Bukkit.getServer().getScheduler().cancelTask(taskID);

cancelTask in the Spigot JavaDoc

Save this taskID using for example a HashMap. When the block is place you should save the coordinates as key and the taskID as the value in the HashMap. When the block is broken (use the block break event) you should lookup the coordinates of the broken block in that HashMap. If the coordinates exist in the HashMap you should cancel the task and remove the entry from the HashMap.

3
Lucan On

As mentioned, you could use a runnable. Bukkit has baked in methods to utilise this Java feature. This is preferred as using Thread.sleep() (what TimeUnit.SECONDS.sleep() wraps) will pause the main thread in which Minecraft is running; calling that will pause everything (player movement, other plugins, world generation etc) and will cause clients to disconnect if prolonged.

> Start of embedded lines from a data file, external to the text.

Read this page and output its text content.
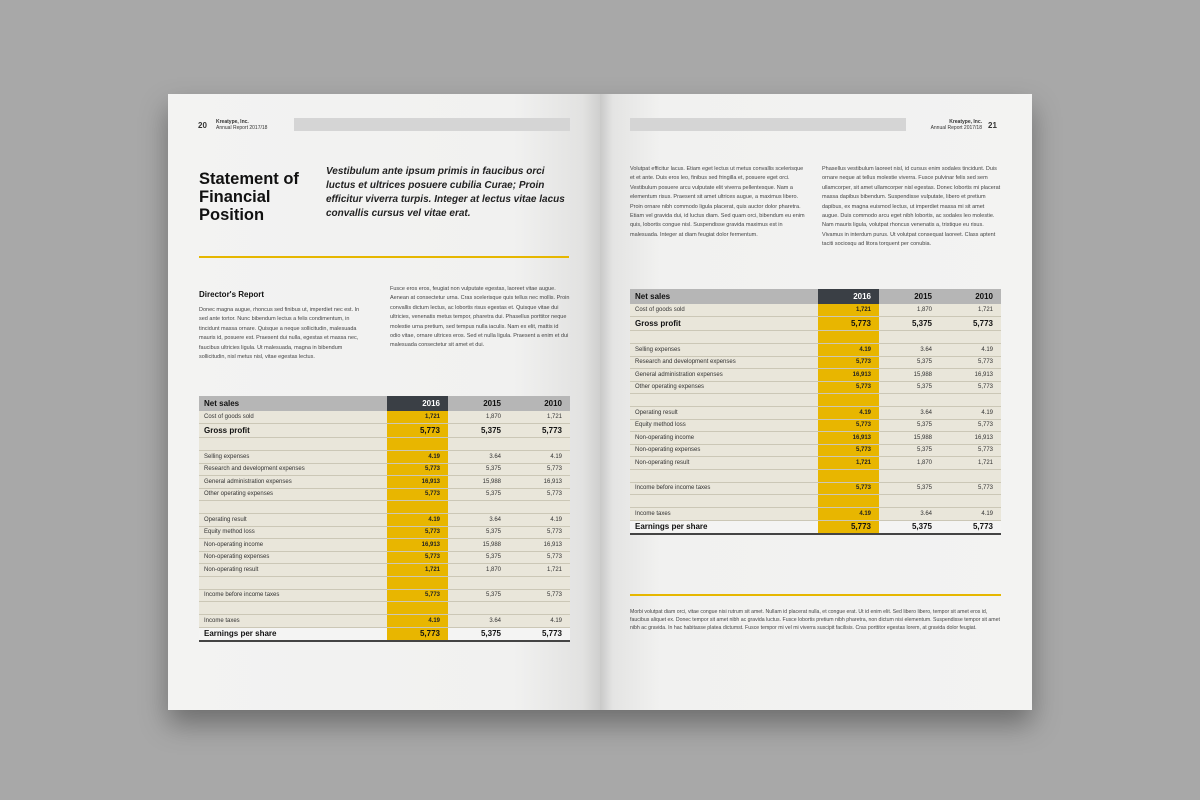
20 Kreatype, Inc.
Annual Report 2017/18
Statement of Financial Position
Vestibulum ante ipsum primis in faucibus orci luctus et ultrices posuere cubilia Curae; Proin efficitur viverra turpis. Integer at lectus vitae lacus convallis cursus vel vitae erat.
Director's Report
Donec magna augue, rhoncus sed finibus ut, imperdiet nec est. In sed ante tortor. Nunc bibendum lectus a felis condimentum, in tincidunt massa ornare. Quisque a neque sollicitudin, malesuada mauris id, posuere est. Praesent dui nulla, egestas et massa nec, faucibus ultricies ligula. Ut malesuada, magna in bibendum sollicitudin, nisl metus nisl, vitae egestas lectus.
Fusce eros eros, feugiat non vulputate egestas, laoreet vitae augue. Aenean at consectetur urna. Cras scelerisque quis tellus nec mollis. Proin convallis dictum lectus, ac lobortis risus egestas et. Quisque vitae dui ultricies, venenatis metus tempor, pharetra dui. Phasellus porttitor neque molestie urna pretium, sed tempus nulla iaculis. Nam ex elit, mattis id odio vitae, ornare ultrices eros. Sed et nulla ligula. Praesent a enim et dui malesuada consectetur sit amet et dui.
Net sales	2016	2015	2010
Cost of goods sold	1,721	1,870	1,721
Gross profit	5,773	5,375	5,773

Selling expenses	4.19	3.64	4.19
Research and development expenses	5,773	5,375	5,773
General administration expenses	16,913	15,988	16,913
Other operating expenses	5,773	5,375	5,773

Operating result	4.19	3.64	4.19
Equity method loss	5,773	5,375	5,773
Non-operating income	16,913	15,988	16,913
Non-operating expenses	5,773	5,375	5,773
Non-operating result	1,721	1,870	1,721

Income before income taxes	5,773	5,375	5,773

Income taxes	4.19	3.64	4.19
Earnings per share	5,773	5,375	5,773
Kreatype, Inc.
Annual Report 2017/18 21
Volutpat efficitur lacus. Etiam eget lectus ut metus convallis scelerisque et et ante. Duis eros leo, finibus sed fringilla et, posuere eget orci. Vestibulum posuere arcu vulputate elit viverra pellentesque. Nam a elementum risus. Praesent sit amet ultrices augue, a maximus libero. Proin ornare nibh commodo ligula placerat, quis auctor dolor pharetra. Etiam vel gravida dui, id luctus diam. Sed quam orci, bibendum eu enim quis, lobortis congue nisl. Suspendisse gravida maximus est in malesuada. Integer at diam feugiat dolor fermentum.
Phasellus vestibulum laoreet nisl, id cursus enim sodales tincidunt. Duis ornare neque at tellus molestie viverra. Fusce pulvinar felis sed sem ullamcorper, sit amet ullamcorper nisl egestas. Donec lobortis mi placerat massa dapibus bibendum. Suspendisse vulputate, libero et pretium dapibus, ex magna euismod lectus, ut imperdiet massa mi sit amet augue. Duis commodo arcu eget nibh lobortis, ac sodales leo molestie. Nam mauris ligula, volutpat rhoncus venenatis a, tristique eu risus. Vivamus in interdum purus. Ut volutpat consequat laoreet. Class aptent taciti sociosqu ad litora torquent per conubia.
Net sales	2016	2015	2010
Cost of goods sold	1,721	1,870	1,721
Gross profit	5,773	5,375	5,773

Selling expenses	4.19	3.64	4.19
Research and development expenses	5,773	5,375	5,773
General administration expenses	16,913	15,988	16,913
Other operating expenses	5,773	5,375	5,773

Operating result	4.19	3.64	4.19
Equity method loss	5,773	5,375	5,773
Non-operating income	16,913	15,988	16,913
Non-operating expenses	5,773	5,375	5,773
Non-operating result	1,721	1,870	1,721

Income before income taxes	5,773	5,375	5,773

Income taxes	4.19	3.64	4.19
Earnings per share	5,773	5,375	5,773
Morbi volutpat diam orci, vitae congue nisi rutrum sit amet. Nullam id placerat nulla, et congue erat. Ut id enim elit. Sed libero libero, tempor sit amet eros id, faucibus aliquet ex. Donec tempor sit amet nibh ac gravida luctus. Fusce lobortis pretium nibh pharetra, non dictum nisi elementum. Suspendisse tempor sit amet nibh ac gravida. In hac habitasse platea dictumst. Fusce tempor mi vel mi viverra suscipit facilisis. Cras porttitor egestas lorem, at gravida dolor feugiat.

To get the result you're after; a repeating action, you should use the runTaskTimer scheduler. There are a few ways to call this scheduler but the easiest by far is like so:

Bukkit.getScheduler().runTaskTimer(plugin, () -> e.getBlock().getLocation().getWorld().spawnEntity(e.getBlock().getLocation(), EntityType.CHICKEN), 0L, 100L);

Where plugin is the instance of your plugin, () -> ... is a lambda expression to call the one action we want to execute, 0L is the delay to start the task (where L represents a long) and finally 100L is 5 seconds in ticks. There are 20 ticks per second so you would perform seconds * 20 to get the ticks you want for the delay (e.g. 60 * 20 = 1200L for 1 minute).

runTaskTimer will return an instance of BukkitTask that you can store and then later cancel when you want the chickens to stop spawning.

There are a few ways to get your plugin instance but one way would be to simply pass the instance to the listener when you call it from your main, e.g.:

Bukkit.getPluginManager().registerEvents(new EventManager10(this), this);

And then you would swap out the default constructor for your own in EventManager10:


private final JavaPlugin plugin;

public EventManager10(JavaPlugin plugin){
    this.plugin = plugin;
}

Generally speaking, EventManager10 is not in line with Java naming conventions, perhaps take a read of those as it will help you as your project expands.